I am trying to connect my EC2 host setup inside a private subnet to publish logs to cloud watch. I have setup a VPC interface endpoint for com.amazonaws.us-east-1.logs. Both the interface endpoint and EC2 are in private subnet.
My Security groups
Security Group rules for Interface endpoint
Inbound rule
Type Protocol Port Range Destination
All TCP TCP 0 - 65535 sg-OfEC2Server
Outbound rules - None
Security Group rules for EC2
Inbound rules - None
Outbound rule
Type Protocol Port Range Destination
All TCP TCP 0 - 65535 sg-OfInterfaceEndpoint
The cloudwatch agent keeps timing out, so i sense that there is an issue with my security group rules but none of the trouble shoot steps helped.
I recreated your setup and encountered the same problem when using same security groups as yours.

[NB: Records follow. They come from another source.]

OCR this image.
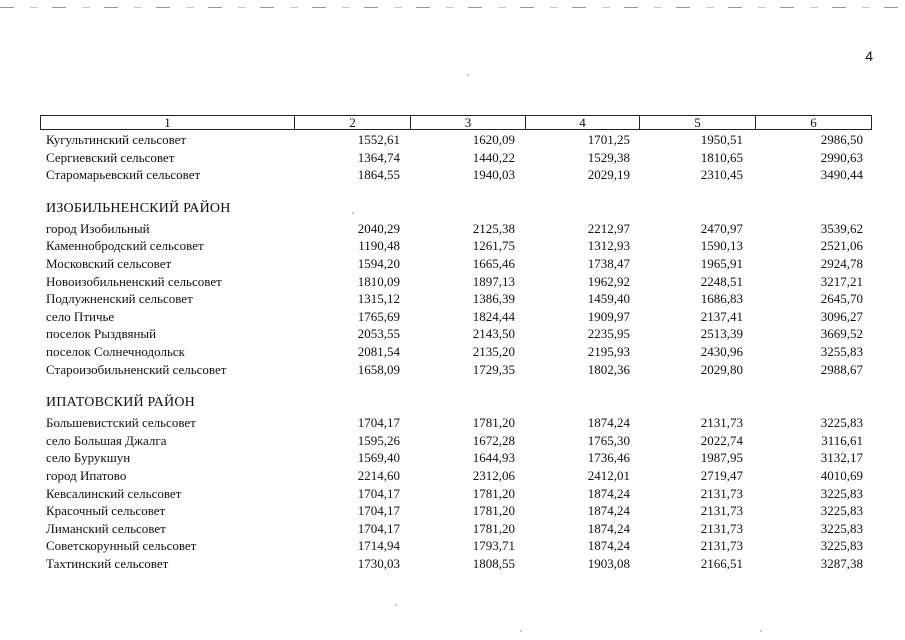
4
1	2	3	4	5	6
Кугультинский сельсовет	1552,61	1620,09	1701,25	1950,51	2986,50
Сергиевский сельсовет	1364,74	1440,22	1529,38	1810,65	2990,63
Старомарьевский сельсовет	1864,55	1940,03	2029,19	2310,45	3490,44
ИЗОБИЛЬНЕНСКИЙ РАЙОН
город Изобильный	2040,29	2125,38	2212,97	2470,97	3539,62
Каменнобродский сельсовет	1190,48	1261,75	1312,93	1590,13	2521,06
Московский сельсовет	1594,20	1665,46	1738,47	1965,91	2924,78
Новоизобильненский сельсовет	1810,09	1897,13	1962,92	2248,51	3217,21
Подлужненский сельсовет	1315,12	1386,39	1459,40	1686,83	2645,70
село Птичье	1765,69	1824,44	1909,97	2137,41	3096,27
поселок Рыздвяный	2053,55	2143,50	2235,95	2513,39	3669,52
поселок Солнечнодольск	2081,54	2135,20	2195,93	2430,96	3255,83
Староизобильненский сельсовет	1658,09	1729,35	1802,36	2029,80	2988,67
ИПАТОВСКИЙ РАЙОН
Большевистский сельсовет	1704,17	1781,20	1874,24	2131,73	3225,83
село Большая Джалга	1595,26	1672,28	1765,30	2022,74	3116,61
село Бурукшун	1569,40	1644,93	1736,46	1987,95	3132,17
город Ипатово	2214,60	2312,06	2412,01	2719,47	4010,69
Кевсалинский сельсовет	1704,17	1781,20	1874,24	2131,73	3225,83
Красочный сельсовет	1704,17	1781,20	1874,24	2131,73	3225,83
Лиманский сельсовет	1704,17	1781,20	1874,24	2131,73	3225,83
Советскорунный сельсовет	1714,94	1793,71	1874,24	2131,73	3225,83
Тахтинский сельсовет	1730,03	1808,55	1903,08	2166,51	3287,38
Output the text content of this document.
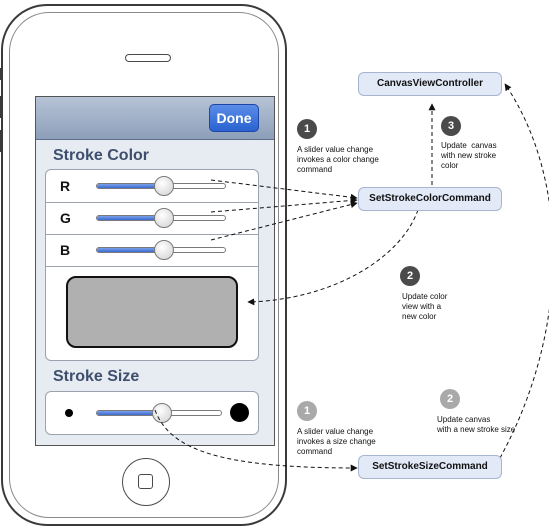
Done
Stroke Color
R
G
B
Stroke Size
CanvasViewController
SetStrokeColorCommand
SetStrokeSizeCommand
1
A slider value change
invokes a color change
command
2
Update color
view with a
new color
3
Update  canvas
with new stroke
color
1
A slider value change
invokes a size change
command
2
Update canvas
with a new stroke size
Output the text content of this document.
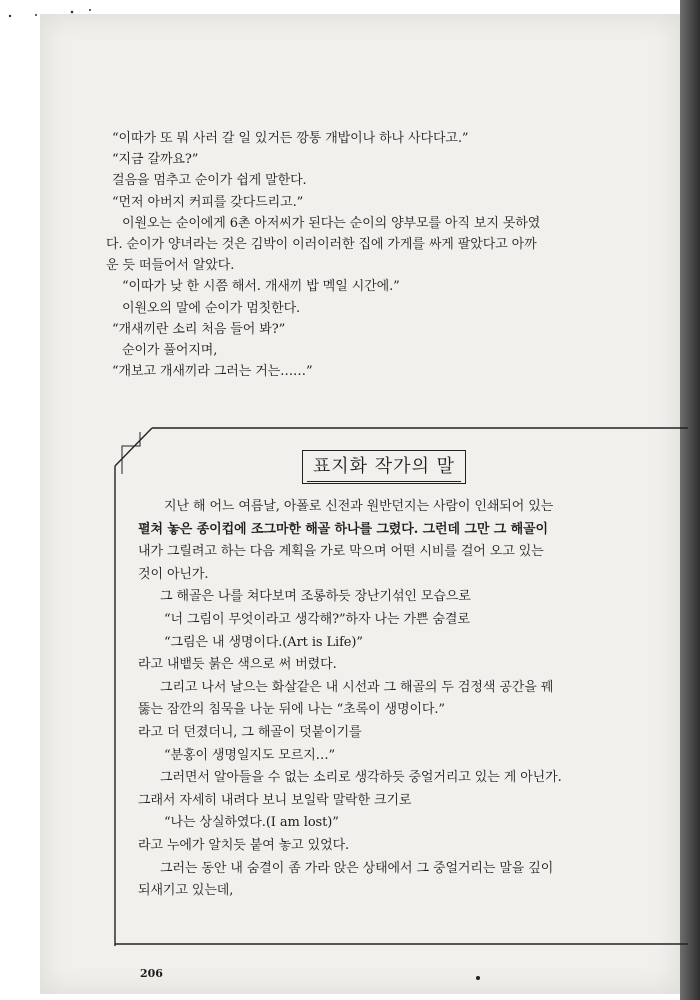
“이따가 또 뭐 사러 갈 일 있거든 깡통 개밥이나 하나 사다다고.”
“지금 갈까요?”
걸음을 멈추고 순이가 쉽게 말한다.
“먼저 아버지 커피를 갖다드리고.”
이원오는 순이에게 6촌 아저씨가 된다는 순이의 양부모를 아직 보지 못하였
다. 순이가 양녀라는 것은 김박이 이러이러한 집에 가게를 싸게 팔았다고 아까
운 듯 떠들어서 알았다.
“이따가 낮 한 시쯤 해서. 개새끼 밥 멕일 시간에.”
이원오의 말에 순이가 멈칫한다.
“개새끼란 소리 처음 들어 봐?”
순이가 풀어지며,
“개보고 개새끼라 그러는 거는……”
표지화 작가의 말
지난 해 어느 여름날, 아폴로 신전과 원반던지는 사람이 인쇄되어 있는
펼쳐 놓은 종이컵에 조그마한 해골 하나를 그렸다. 그런데 그만 그 해골이
내가 그릴려고 하는 다음 계획을 가로 막으며 어떤 시비를 걸어 오고 있는
것이 아닌가.
그 해골은 나를 쳐다보며 조롱하듯 장난기섞인 모습으로
“너 그림이 무엇이라고 생각해?”하자 나는 가쁜 숨결로
“그림은 내 생명이다.(Art is Life)”
라고 내뱉듯 붉은 색으로 써 버렸다.
그리고 나서 날으는 화살같은 내 시선과 그 해골의 두 검정색 공간을 꿰
뚫는 잠깐의 침묵을 나눈 뒤에 나는 “초록이 생명이다.”
라고 더 던졌더니, 그 해골이 덧붙이기를
“분홍이 생명일지도 모르지…”
그러면서 알아들을 수 없는 소리로 생각하듯 중얼거리고 있는 게 아닌가.
그래서 자세히 내려다 보니 보일락 말락한 크기로
“나는 상실하였다.(I am lost)”
라고 누에가 알치듯 붙여 놓고 있었다.
그러는 동안 내 숨결이 좀 가라 앉은 상태에서 그 중얼거리는 말을 깊이
되새기고 있는데,
206
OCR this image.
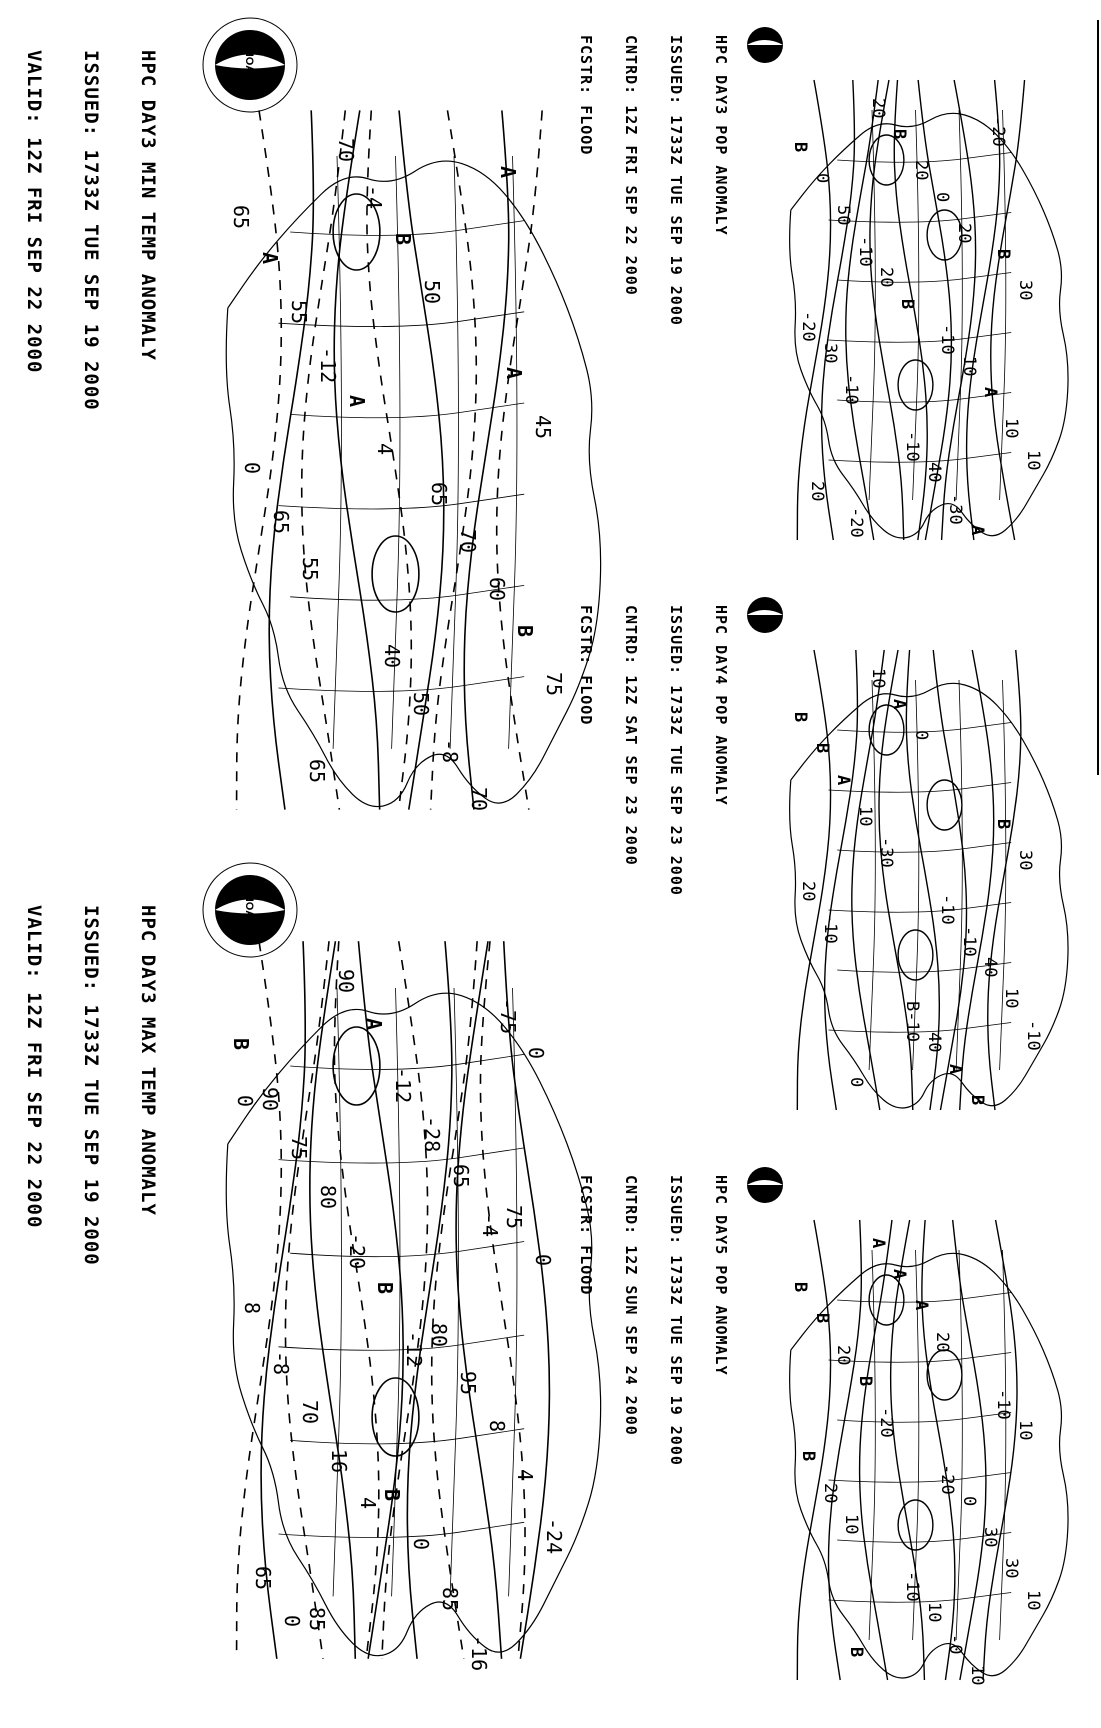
NOAA

HPC DAY3 MIN TEMP ANOMALY

ISSUED: 1733Z TUE SEP 19 2000

VALID: 12Z FRI SEP 22 2000

	65
65
65
A
40
A
70
70
45
50
55
60
-4
0
-8
-12
B
B
65
70
A
75
50
55
A
4
NOAA

HPC DAY3 MAX TEMP ANOMALY

ISSUED: 1733Z TUE SEP 19 2000

VALID: 12Z FRI SEP 22 2000

	B
80
85
75
B
90
95
90
0
0
75
8
A
8
85
80
4
-12
-8
-16
-20
-24
-28
70
-75
B
65
65
16
0
-12
0
-4
4
0

HPC DAY3 POP ANOMALY

ISSUED: 1733Z TUE SEP 19 2000

CNTRD: 12Z FRI SEP 22 2000

FCSTR: FLOOD

	B
-10
-20
B
-10
0
10
20
30
40
50
A
B
-20
-30
-10
10
20
30
A
20
10
0
-10
-20
B
20
20

HPC DAY4 POP ANOMALY

ISSUED: 1733Z TUE SEP 23 2000

CNTRD: 12Z SAT SEP 23 2000

FCSTR: FLOOD

	B
-10
0
B
B-10
B
-10
10
30
40
A
40
A
20
A
10
10
0
-10
B
-30
-10

HPC DAY5 POP ANOMALY

ISSUED: 1733Z TUE SEP 19 2000

CNTRD: 12Z SUN SEP 24 2000

FCSTR: FLOOD

	B
-20
B
-10
-10
B
0
A
10
10
20
30
A
B
-0
B
30
A
20
10
-20
10
20
10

What I found is that the issue is caused by the following outbound rule:
All TCP TCP 0 - 65535 sg-OfInterfaceEndpoint
This allows EC2 to connect only to the interface endpoint, and nowhere else. Changing it to the CIDR of my VPC (10.1.0.0/16) fixed the problem and I could use the interface endpoint.
I think that the root cause of the timeout was that with the original outbound rule, your (and mine) private instance could not connect to DHCP or DNS servers for the VPC. Subsequently, resolution of DNS name of the logs endpoint was not possible.